As like core histones, linker histone H1 also undergoes several post translational modifications which alter its affinity towards the chromatin. Modifications found in H1 primarily include phosphorylation, acetylation, methylation, ubiquitination, formylation and citrullination (Figure 11) [105]. Phosphorylation is the most intensively studied modification of histone H1 and phosphorylated residues are found in all three domains ; however, their numbers and position may differ between variants. H1 phosphorylation has been suggested to play vital role in chromatin condensation, DNA replication, transcriptional regulation, DNA repair, apoptosis and ATP-dependent chromatin remodeling[106-109]. In cell, H1 phosphorylation is a reversible process and their levels increase to maximum level during G2 to mitosis phase and abruptly decrease soon after mitotic telophase[43]. Low level H1phosphorylation in S-phase drives H1 binding to DNA and causes chromatin de-condensation to promote DNA replication [110]. Hyperphosphorylation of H1 in mitotic phase induces chromatin condensation and promotes proper segregation of chromatids [110, 111]. Effects mediated by H1 phosphorylation are due to change in electrostatic charges and conformational changes in the structure especially in CTD. Phosphorylation of CTD reduces the proportion of α-helix and increases the β-sheet content resulting in alteration of the affinity towards DNA[112]. In addition, phosphorylation was also shown to affect transcription of mouse mammary tumor virus promoter (MMTV). In this particular case H1 phosphorylation increases transcription rate via improving the nucleosome positioning in vitro and promotes transcription through ATP dependent remodelers [113, 114].

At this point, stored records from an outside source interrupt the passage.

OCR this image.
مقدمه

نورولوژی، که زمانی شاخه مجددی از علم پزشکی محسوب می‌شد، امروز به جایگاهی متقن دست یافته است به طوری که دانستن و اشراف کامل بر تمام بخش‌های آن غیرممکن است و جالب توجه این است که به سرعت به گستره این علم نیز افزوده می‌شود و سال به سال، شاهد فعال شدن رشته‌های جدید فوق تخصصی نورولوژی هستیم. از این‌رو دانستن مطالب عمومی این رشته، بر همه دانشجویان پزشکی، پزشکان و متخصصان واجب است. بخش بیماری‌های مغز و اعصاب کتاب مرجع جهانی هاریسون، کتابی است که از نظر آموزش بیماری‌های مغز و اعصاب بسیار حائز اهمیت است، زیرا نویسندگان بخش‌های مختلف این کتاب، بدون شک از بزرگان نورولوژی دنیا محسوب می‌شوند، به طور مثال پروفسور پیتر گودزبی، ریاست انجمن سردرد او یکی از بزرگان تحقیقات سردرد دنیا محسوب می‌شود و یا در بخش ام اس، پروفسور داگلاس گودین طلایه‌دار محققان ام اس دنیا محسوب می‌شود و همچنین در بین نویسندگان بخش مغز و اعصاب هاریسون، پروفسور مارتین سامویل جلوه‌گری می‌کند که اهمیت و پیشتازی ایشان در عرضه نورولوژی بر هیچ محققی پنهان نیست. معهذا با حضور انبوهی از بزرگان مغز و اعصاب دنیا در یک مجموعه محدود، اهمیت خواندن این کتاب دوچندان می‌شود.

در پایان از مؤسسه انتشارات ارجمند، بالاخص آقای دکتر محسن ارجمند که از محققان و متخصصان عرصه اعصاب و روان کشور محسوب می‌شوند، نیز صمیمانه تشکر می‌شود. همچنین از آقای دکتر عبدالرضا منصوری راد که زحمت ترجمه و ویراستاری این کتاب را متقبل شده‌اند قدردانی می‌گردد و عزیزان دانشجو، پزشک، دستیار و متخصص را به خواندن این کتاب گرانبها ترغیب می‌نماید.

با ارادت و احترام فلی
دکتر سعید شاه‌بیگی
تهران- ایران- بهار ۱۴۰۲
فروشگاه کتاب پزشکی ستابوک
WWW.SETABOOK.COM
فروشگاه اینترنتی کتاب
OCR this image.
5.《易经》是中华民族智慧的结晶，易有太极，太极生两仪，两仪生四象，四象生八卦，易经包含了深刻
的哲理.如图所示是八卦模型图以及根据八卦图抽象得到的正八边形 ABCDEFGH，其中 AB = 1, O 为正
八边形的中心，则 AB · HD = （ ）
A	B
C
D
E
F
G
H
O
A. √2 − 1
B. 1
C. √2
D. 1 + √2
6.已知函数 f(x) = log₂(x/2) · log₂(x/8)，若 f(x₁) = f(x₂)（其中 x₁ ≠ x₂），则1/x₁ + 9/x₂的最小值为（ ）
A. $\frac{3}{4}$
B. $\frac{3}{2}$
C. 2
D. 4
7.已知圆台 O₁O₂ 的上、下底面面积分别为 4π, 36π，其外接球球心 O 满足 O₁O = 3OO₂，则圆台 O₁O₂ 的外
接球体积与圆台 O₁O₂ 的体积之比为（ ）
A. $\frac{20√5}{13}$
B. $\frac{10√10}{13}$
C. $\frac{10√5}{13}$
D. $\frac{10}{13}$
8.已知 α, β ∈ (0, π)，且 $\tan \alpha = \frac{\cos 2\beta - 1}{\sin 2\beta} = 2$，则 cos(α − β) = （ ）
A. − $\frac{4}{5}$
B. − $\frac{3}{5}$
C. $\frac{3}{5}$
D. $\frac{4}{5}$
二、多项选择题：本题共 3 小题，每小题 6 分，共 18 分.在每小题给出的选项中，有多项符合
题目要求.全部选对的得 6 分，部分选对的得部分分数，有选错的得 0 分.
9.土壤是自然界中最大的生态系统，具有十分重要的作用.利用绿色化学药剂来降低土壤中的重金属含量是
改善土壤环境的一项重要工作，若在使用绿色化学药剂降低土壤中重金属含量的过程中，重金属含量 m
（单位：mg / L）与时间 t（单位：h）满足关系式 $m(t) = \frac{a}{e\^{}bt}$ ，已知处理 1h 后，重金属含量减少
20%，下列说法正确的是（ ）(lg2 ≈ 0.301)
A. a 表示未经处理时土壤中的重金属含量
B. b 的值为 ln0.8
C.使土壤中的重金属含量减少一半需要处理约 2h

H1 functional regulation through other PTMs like acetylation, methylation and citrullination are very little known as compared to the regulation by phosphorylation. Specific acetylation of K43in H1.4 found in promotor of active genes promotes H1 mobility and stimulates transcription through genera transcription factors recruitment [115]. Specific deacetylation and methylation of K26 in H1 by Polycomb repressive complex promotes the transcription repression by triggering H1binding with heterochromatin protein HP1 [116-118]. Citrullination of arginine 54 causes massive H1 dissociation from chromatin resulting drastic changes in the chromatin organization [119]. H1 formylation also have been

(35)

33 

demonstrated during the DNA damage response however their precise role is not yet clear [120, 121].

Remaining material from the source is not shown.